Maybe UnswitchNumInitialUnscaledCandidates for a name?

2295–2296

Just return here?

This revision is now accepted and ready to land.Nov 12 2018, 7:43 AM

more extensive checking for exiting branches; adding tests with exiting branches

fedor.sergeev added inline comments.Nov 12 2018, 12:48 PM
lib/Transforms/Scalar/SimpleLoopUnswitch.cpp
2295–2296

Nope, power 0 means 1 for this part of a multiplier.
Still can get nontrivial siblings multiplier part.

renamed bottom-cap option, updated comments, tests

fedor.sergeev planned changes to this revision.Nov 14 2018, 6:24 AM

Discovered a tricky testcase with 16-way switch and nested exiting branches which manages to skip the multiplier introduced here and still lead to exponential explosion.
Definitely need to check if exiting branch dominates the latch before skipping its multiplier calculation.
Also the testcase shows that we really need to go further calculating costs per candidate and using that in calculation of exponential-explosion threshold, just as Chandler asked to.

Will do an update to a multiplier skipping check here.
Other changes will go as a follow up (hopefully, soon :-/ ).

handle switch candidates; exponential switch case added

This revision is now accepted and ready to land.Nov 14 2018, 1:51 PM
fedor.sergeev marked 6 inline comments as done.Nov 14 2018, 1:55 PM

Makes sense to me generally. Some questions below really.

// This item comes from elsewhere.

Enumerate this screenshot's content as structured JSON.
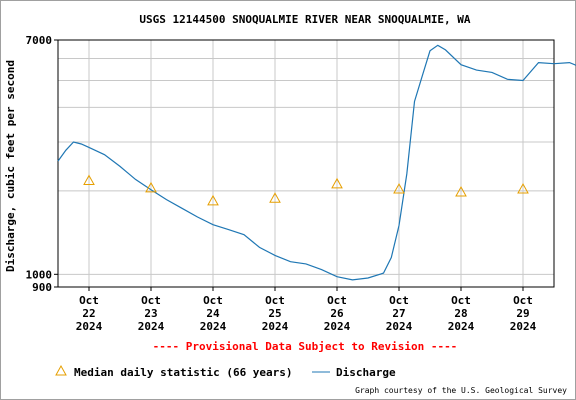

lib/Transforms/Scalar/SimpleLoopUnswitch.cpp
84

nit: s/Amount/Number/

2273–2275

Not sure how simple this is now?

2299–2300

I'd change the name here. You're not counting candidates, you're counting unswitched clones I think.

To that end, should you do the same filtering here that you do above for guards and exiting conditions?

fedor.sergeev added inline comments.Nov 14 2018, 2:56 PM
lib/Transforms/Scalar/SimpleLoopUnswitch.cpp
2273–2275

Err... intent was for it to be simple :)

2299–2300

Hmm... yes, filtering them here makes sense.
Speaking of which, I dont believe my filtering is right for the switch.
Even if switch has one exiting case it still can have many other cases remaining for the unswitch (and thus duplication of loops).
Will try to do something here, though for now I'm still going to keep it "simple" ... at least to the extent possible.

updating names, comments etc

chandlerc added inline comments.Nov 14 2018, 3:22 PM
lib/Transforms/Scalar/SimpleLoopUnswitch.cpp
2299–2300

I'd change here and above to skip when: DT.dominates(CondBlock, Latch) && (isGuard(&TI) || CondBlock->getNumSuccessors() - count_if(CondBlock->successors(), [](BasicBlock *SuccBB) { return !L.contains(SuccBB); }) <= 1).

chandlerc added inline comments.Nov 14 2018, 3:24 PM
lib/Transforms/Scalar/SimpleLoopUnswitch.cpp
2299–2300

Er, that should somewhat obviously be: DT.dominates(CondBlock, Latch) && (isGuard(&TI) || count_if(CondBlock->successors(), [](BasicBlock *SuccBB) { return L.contains(SuccBB); }) <= 1)

getting clones calculation more precise

fedor.sergeev marked 7 inline comments as done.Nov 14 2018, 4:26 PM
chandlerc accepted this revision.Nov 14 2018, 9:08 PM

still LGTM.

lib/Transforms/Scalar/SimpleLoopUnswitch.cpp
2295

I think the yoda-comparison makes this harder to read. I'd rather say count_if(...) <= 1.

fedor.sergeev added inline comments.Nov 14 2018, 10:54 PM
lib/Transforms/Scalar/SimpleLoopUnswitch.cpp
2295

Specifically wanted to try this and check how people react. :)
I find both variants somewhat uneasy to glance over.
Standard one because of the multi-line nature of a lambda and many closing brackets/parens :(

This revision was automatically updated to reflect the committed changes.